The Coca-Cola Company (NYSE:KO)
Coca-Cola Company is a $173.4 billion beverages manufacturer and marketer. The company pays an annual dividend of $2.04 a share, which translates into a dividend yield of 2.60%. This is the rate almost on par with that of the industry as a whole and around 60 basis points above the yield on the S&P 500. The company has paid its dividend since 1920, and has been raising dividends at an average annual rate of nearly 10% over the past ten years. Coca-Cola has a dividend payout ratio of 54%. Its current P/E is 20.3 and its forward P/E is 17.3.
Since the beginning of the year, Coca-Cola's stock has increased 10.6% and 5% over the past 20 days. The bullish momentum in the stock has driven the stock price to $77.56, close to its year-high. Warren Buffett's Berkshire Hathaway (NYSE:BRK.B) had $14 billion invested in this stock.

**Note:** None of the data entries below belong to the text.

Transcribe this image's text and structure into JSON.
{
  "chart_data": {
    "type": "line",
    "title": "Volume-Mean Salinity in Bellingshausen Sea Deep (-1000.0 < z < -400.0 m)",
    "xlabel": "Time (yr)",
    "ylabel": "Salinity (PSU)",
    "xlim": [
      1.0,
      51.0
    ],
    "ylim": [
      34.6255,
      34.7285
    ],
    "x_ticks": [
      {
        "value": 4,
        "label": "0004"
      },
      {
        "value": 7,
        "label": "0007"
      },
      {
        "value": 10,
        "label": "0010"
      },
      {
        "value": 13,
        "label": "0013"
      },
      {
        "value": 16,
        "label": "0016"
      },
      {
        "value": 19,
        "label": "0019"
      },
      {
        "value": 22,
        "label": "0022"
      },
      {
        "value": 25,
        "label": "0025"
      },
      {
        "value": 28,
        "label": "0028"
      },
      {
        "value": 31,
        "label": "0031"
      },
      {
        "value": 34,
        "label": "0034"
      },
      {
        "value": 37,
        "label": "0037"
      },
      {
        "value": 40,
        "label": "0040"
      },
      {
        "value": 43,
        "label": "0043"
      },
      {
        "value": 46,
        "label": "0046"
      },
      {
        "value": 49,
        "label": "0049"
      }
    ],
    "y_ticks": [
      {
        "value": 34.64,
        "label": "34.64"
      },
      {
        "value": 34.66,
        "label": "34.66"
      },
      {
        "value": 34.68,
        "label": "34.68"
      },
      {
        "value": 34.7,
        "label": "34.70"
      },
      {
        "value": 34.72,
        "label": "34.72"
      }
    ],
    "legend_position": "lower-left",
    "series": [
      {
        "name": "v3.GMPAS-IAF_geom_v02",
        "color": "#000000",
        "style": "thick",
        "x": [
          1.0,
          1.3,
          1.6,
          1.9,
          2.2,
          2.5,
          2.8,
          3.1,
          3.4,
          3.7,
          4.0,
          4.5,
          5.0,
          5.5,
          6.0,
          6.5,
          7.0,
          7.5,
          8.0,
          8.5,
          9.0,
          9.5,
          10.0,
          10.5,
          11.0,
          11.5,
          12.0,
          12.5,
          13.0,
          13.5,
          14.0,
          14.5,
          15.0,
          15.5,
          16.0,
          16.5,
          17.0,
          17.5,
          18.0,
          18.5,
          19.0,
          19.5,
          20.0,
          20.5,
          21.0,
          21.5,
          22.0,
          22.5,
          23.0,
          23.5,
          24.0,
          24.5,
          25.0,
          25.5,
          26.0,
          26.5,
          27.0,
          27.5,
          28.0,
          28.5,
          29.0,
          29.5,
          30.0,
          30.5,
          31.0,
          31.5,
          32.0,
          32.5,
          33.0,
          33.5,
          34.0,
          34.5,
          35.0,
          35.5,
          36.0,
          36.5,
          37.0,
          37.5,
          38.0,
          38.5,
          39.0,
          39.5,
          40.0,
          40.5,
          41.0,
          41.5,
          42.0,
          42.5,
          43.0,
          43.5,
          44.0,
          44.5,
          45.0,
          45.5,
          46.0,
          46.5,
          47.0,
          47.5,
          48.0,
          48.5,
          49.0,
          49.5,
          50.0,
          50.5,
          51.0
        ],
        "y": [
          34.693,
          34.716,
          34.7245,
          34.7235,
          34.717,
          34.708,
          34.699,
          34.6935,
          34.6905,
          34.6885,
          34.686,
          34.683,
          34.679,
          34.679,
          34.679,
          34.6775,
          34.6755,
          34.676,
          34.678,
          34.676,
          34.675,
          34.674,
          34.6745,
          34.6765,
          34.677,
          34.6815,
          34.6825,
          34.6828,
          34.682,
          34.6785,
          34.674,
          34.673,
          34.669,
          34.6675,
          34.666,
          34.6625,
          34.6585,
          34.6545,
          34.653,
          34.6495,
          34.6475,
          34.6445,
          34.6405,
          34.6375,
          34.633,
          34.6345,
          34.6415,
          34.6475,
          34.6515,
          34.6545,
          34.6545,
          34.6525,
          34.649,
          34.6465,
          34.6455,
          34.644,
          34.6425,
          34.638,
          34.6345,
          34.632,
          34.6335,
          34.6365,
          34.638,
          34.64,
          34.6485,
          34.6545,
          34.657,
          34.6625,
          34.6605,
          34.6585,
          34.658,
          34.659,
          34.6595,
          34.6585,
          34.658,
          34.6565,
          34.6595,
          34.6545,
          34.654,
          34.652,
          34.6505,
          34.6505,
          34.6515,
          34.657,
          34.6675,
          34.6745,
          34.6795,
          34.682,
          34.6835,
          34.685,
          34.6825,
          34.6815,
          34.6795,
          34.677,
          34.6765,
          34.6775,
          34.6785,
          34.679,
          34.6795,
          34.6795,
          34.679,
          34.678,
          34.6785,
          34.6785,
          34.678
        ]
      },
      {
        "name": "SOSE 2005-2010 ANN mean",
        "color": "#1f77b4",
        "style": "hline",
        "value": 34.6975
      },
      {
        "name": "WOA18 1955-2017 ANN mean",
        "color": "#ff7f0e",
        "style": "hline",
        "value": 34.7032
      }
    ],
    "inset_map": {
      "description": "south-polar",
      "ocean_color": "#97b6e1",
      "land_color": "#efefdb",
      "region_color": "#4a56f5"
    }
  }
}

Kimberly-Clark Corporation (NYSE:KMB)
This $31.4-billion producer of paper-based products such as "Kleenex" facial tissues pays an annual dividend of $2.96, which, at the current stock price, equals to a dividend yield of 3.80%. This yield is half a percentage point above the average for the industry and 180 basis points above that on the S&P 500. The company has paid dividends since 1935. It has a dividend payout ratio of 70% and has been raising dividends at an average annual rate of 9.5% over the past decade. The stock is currently trading at $79.69, around its 52-week high, with a present P/E of 18.5 and a forward P/E of 14.4. Since the beginning of the year, Kimberly-Clark Corporation's stock has increased almost 9% and 6% over the past 20 days.
Hershey Co. (NYSE:HSY)
The $15.5 billion chocolate maker pays an annual dividend of $1.52 a share, which translates into a dividend yield of 2.20%. This yield is on par with an average yield for the industry as a whole and slightly higher than that on the S&P 500. The company has paid dividends since 1930. It boasts a dividend payout ratio of 50% and has been raising dividends at an average annual rate of 9.3% over the past ten years. The stock is trading at its present P/E of 23.6 and a forward P/E of 19.5.
Hershey's stock has appreciated 13% since the beginning of the year and 9.2% over the past 20 trading days to $68.74 a share, its new 52-week high. Billionaire Jim Simons' Renaissance had $142 invested in this stock at the end of last year.
Disclosure: I have no positions in any stocks mentioned, and no plans to initiate any positions within the next 72 hours.